„Er, Mitte sechzig, verwitwet und ohne Altlasten …“
So oder so ähnlich lauten die geflügelten Worte der Kontaktanzeigen. „Altlastenfrei“ strahlt Beruhigung aus, verspricht der Begriff doch wenig neurotische, nicht therapiebedürftige Partnersuchende, die offen und frei für eine neue Partnerschaft sind. Ab einem gewissen Alter sind unsere vermeintlich neuen Partner jedoch immer „second hand“ und werden bereits die ein oder andere längere Partnerschaft hinter sich haben. Ist die Angst vor dem Menschen mit Altlasten überhaupt begründet?
Menschen sind immer das Produkt ihrer gemachten Erfahrungen. Sie prägen uns und unser Verhalten. Warum also die Erfahrungswerte des Menschen, den wir gerade kennen lernen nicht einfach als etwas Positives begreifen?
Letztlich tragen wir alle unsere „Altlasten“ mit uns herum. Das positive an unserem liberalen Zeitalter ist ja gerade, dass man sich aus unglücklichen Beziehungen befreien kann. Wir haben das Recht zu gehen, es ist kein gesellschaftlicher Makel mehr, geschieden oder getrennt zu sein. Damit ist natürlich nicht das Gutheißen übereilter Trennungsaktionen zu verstehen. Sie verlaufen selten sozialverträglich für den Verlassenen und hinterlassen Narben auf beiden Seiten.

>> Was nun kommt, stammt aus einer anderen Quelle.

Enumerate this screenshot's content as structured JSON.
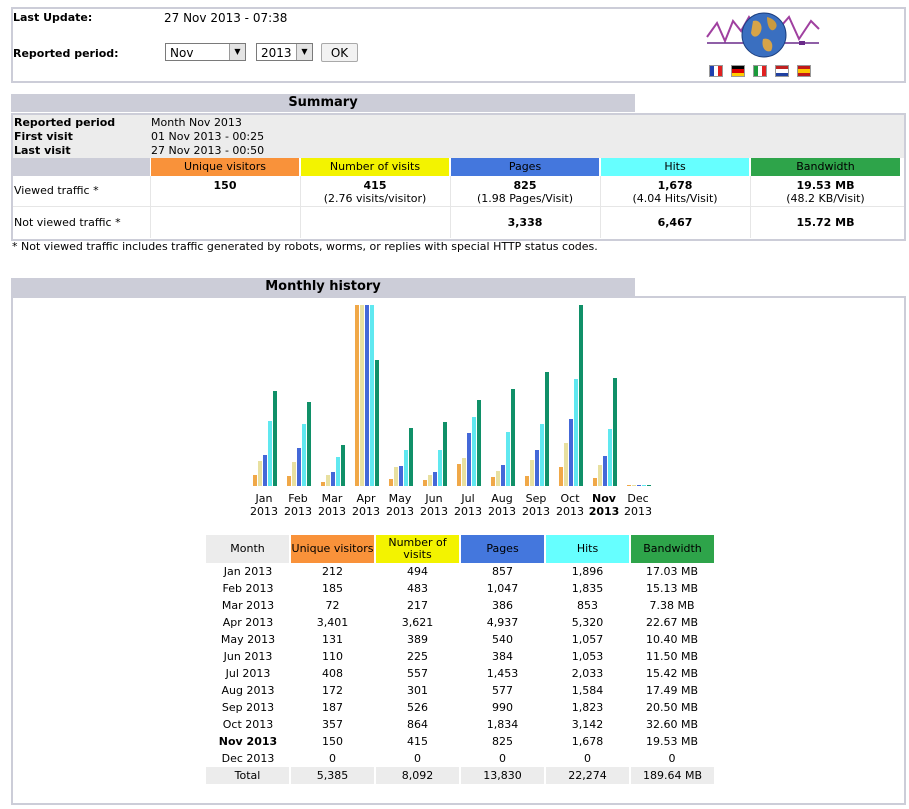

Die Rede ist von der gut überlegten Trennung am Ende einer „toten“ Beziehung. Manchmal gibt es eben nichts mehr zu retten und dann ist es besser, zu gehen. Unsere Mütter nannten es das „Ende mit Schrecken als den Schrecken ohne Ende“. Das heißt nicht, dass in der nächsten Partnerschaft alles wieder gleich laufen muss und auch nicht, dass die- oder derjenige Fehler gemacht hat, aus denen er nicht lernen könnte. Manchmal passt es eben einfach nicht.
In der Liebe ist positives Denken die beste Medizin für langes Glück. Versuchen Sie, Eigenschaften, die ein neuer Mensch mit in Ihr Leben bringt als Chance zu verstehen, statt sie negativ zu bewerten. Die vermeintlichen Altlasten sind in Wahrheit wertvolle Lebenserfahrung. Durch sie wachsen wir.